Сам господин Пулавский редко мог приезжать к своим в деревню, так как русское правительство оставило его в прежней должности, и хлопот у него было очень много. Отдыхая от дел в деревне, он сообщал своим все новости.

— Ну, что Броньский? — как-то спросила его жена.

— Все такой же! — отвечал, махнув рукой, Пулавский. — Он чистый Талейран. Превратился мгновенно из французского подпрефекта в предводителя дворянства и так же горячо восхваляет императора Александра, как прежде превозносил Наполеона Бонапарта. Так же охотно угождает он русским генералам, как угождал маршалам. Мы все его дразним, не пришлет ли ему назад его шубу граф Шварценберг, так как тот сохранил весь свой обоз тем, что, не дождавшись прихода французских войск, отступил в Царство Польское и затем заключил с русскими перемирие.

— А что слышно о Вильне? — поинтересовался Ксаверий.

— Не могут еще до сих пор очистить город от заразы, хотя оставленный императором Александром генерал-адъютант граф Сен-Прист из сил выбивается, чтобы навести порядок в госпиталях. Сошедший снег открыл причины зловония, распространенного в городе. Оказалось, что целые груды трупов были завалены снегом по разным закоулкам города и в особенности — около госпиталей и французских казарм. До сих пор еще находят разложившиеся трупы и закапывают их в больших ямах. Приехавший недавно из Вильно обыватель не может вспомнить без слез о доброте императора и великого князя Константина Павловича в бытность их в этом городе.

— Ну да! — заметил Ксаверий. — Все вспоминают о знаменитом манифесте, в котором он простил всех наших, сражавшихся против русских войск с французами. Государь понял, что поляки и литовцы и так уж наказаны тем, что им пришлось перенести вместе с французскими войсками, и великодушно простил их.

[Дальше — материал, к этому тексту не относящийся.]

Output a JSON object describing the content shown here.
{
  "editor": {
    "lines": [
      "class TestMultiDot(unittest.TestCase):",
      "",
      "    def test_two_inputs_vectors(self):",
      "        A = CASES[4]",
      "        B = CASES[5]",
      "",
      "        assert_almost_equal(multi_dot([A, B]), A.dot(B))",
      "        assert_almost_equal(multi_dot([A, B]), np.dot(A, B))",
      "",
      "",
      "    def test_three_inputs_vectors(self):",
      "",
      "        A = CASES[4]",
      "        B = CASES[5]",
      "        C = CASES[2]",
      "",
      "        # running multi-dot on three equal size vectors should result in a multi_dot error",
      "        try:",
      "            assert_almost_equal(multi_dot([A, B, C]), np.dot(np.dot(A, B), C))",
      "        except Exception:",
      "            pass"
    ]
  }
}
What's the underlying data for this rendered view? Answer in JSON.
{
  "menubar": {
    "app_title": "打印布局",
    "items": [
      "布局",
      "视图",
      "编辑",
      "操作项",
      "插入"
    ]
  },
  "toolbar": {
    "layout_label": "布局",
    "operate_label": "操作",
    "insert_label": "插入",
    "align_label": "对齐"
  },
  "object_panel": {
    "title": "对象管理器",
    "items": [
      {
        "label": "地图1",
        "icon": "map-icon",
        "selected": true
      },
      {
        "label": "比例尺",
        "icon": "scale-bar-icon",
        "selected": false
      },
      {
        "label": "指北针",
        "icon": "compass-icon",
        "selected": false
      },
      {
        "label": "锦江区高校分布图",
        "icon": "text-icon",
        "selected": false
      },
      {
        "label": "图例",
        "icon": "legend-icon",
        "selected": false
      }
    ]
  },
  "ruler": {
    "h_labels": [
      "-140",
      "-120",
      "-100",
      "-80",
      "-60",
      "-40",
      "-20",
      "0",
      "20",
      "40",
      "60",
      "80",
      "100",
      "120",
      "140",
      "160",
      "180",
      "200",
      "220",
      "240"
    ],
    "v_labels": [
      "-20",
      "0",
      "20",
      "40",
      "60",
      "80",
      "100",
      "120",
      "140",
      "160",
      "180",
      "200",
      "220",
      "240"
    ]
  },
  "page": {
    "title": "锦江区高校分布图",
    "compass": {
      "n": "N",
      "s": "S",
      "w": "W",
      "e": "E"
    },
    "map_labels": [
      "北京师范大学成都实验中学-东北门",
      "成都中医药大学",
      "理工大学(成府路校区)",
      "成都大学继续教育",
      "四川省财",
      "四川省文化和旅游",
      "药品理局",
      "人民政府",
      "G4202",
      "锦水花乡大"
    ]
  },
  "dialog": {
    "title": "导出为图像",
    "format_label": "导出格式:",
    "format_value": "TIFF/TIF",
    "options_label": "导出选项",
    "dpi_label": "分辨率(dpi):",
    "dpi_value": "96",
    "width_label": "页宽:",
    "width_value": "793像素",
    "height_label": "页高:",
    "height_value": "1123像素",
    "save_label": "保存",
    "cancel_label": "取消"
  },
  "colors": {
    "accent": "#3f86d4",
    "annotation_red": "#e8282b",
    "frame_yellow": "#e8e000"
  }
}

— Нет, не то! Он восхвалял великодушие государя к раненым и больным французам. Император входил в госпитали в самую страшную тифозную заразу, когда воздух до того был пропитан миазмами, что генерал-адъютанты не могли сопровождать его иначе, как только держа у носа платок, пропитанный одеколоном. У государя на глазах навернулись слезы, когда он увидел, что несчастные больные и раненые валяются на голом полу в нетопленых палатах. Вы не забудьте, что это было в страшные холода; император Александр приехал в Вильно двенадцатого декабря. Его Величество был поражен, что несчастные не имеют даже чистой воды, чтобы утолить жажду, и питаются одними только сухарями. Воздух был заражен испарениями гноя от неперевязанных ран; насекомые и разные нечистоты разъедали тела несчастных. И тут же валялись по нескольку дней трупы умерших их товарищей. Император с великим князем обошел все палаты и распорядился тотчас приступить к очистке их. Они подходили к больным и вселяли своим разговором надежду на хороший исход их недуга. Многие французские генералы и офицеры обязаны им жизнью и скорым выздоровлением, так как по их распоряжению они были переведены в лучшие помещения, и великий князь лично наблюдал за их лечением. Рассказывают, что во время пожара, случившегося в одном из госпиталей, Константин Павлович вынес на своих плечах одного раненого офицера, а по его примеру камердинер князя таким же образом спас и другого…

— Да, — вздохнула Пулавская, — это не то что Наполеон, дозволивший грабить и бесчинствовать своим войскам в той стране, которую обещал освободить и которая жертвовала всем для него.

— И ты, тетя, платишь добром за зло! — заметил Ксаверий. — Мало ли несчастных бродячих французов получают у тебя кров, пищу и деньги на дорогу.

И точно, госпожа Пулавская не могла видеть этих несчастных с обмороженными лицами или руками и пальцами ног, чуть прикрытых безобразными лохмотьями, и дозволяла Грохольскому кормить их и давать им отдохнуть в дальнем от ее усадьбы фольварке[6].

вернуться

6

Фольварком называется в Польше и Литве хутор.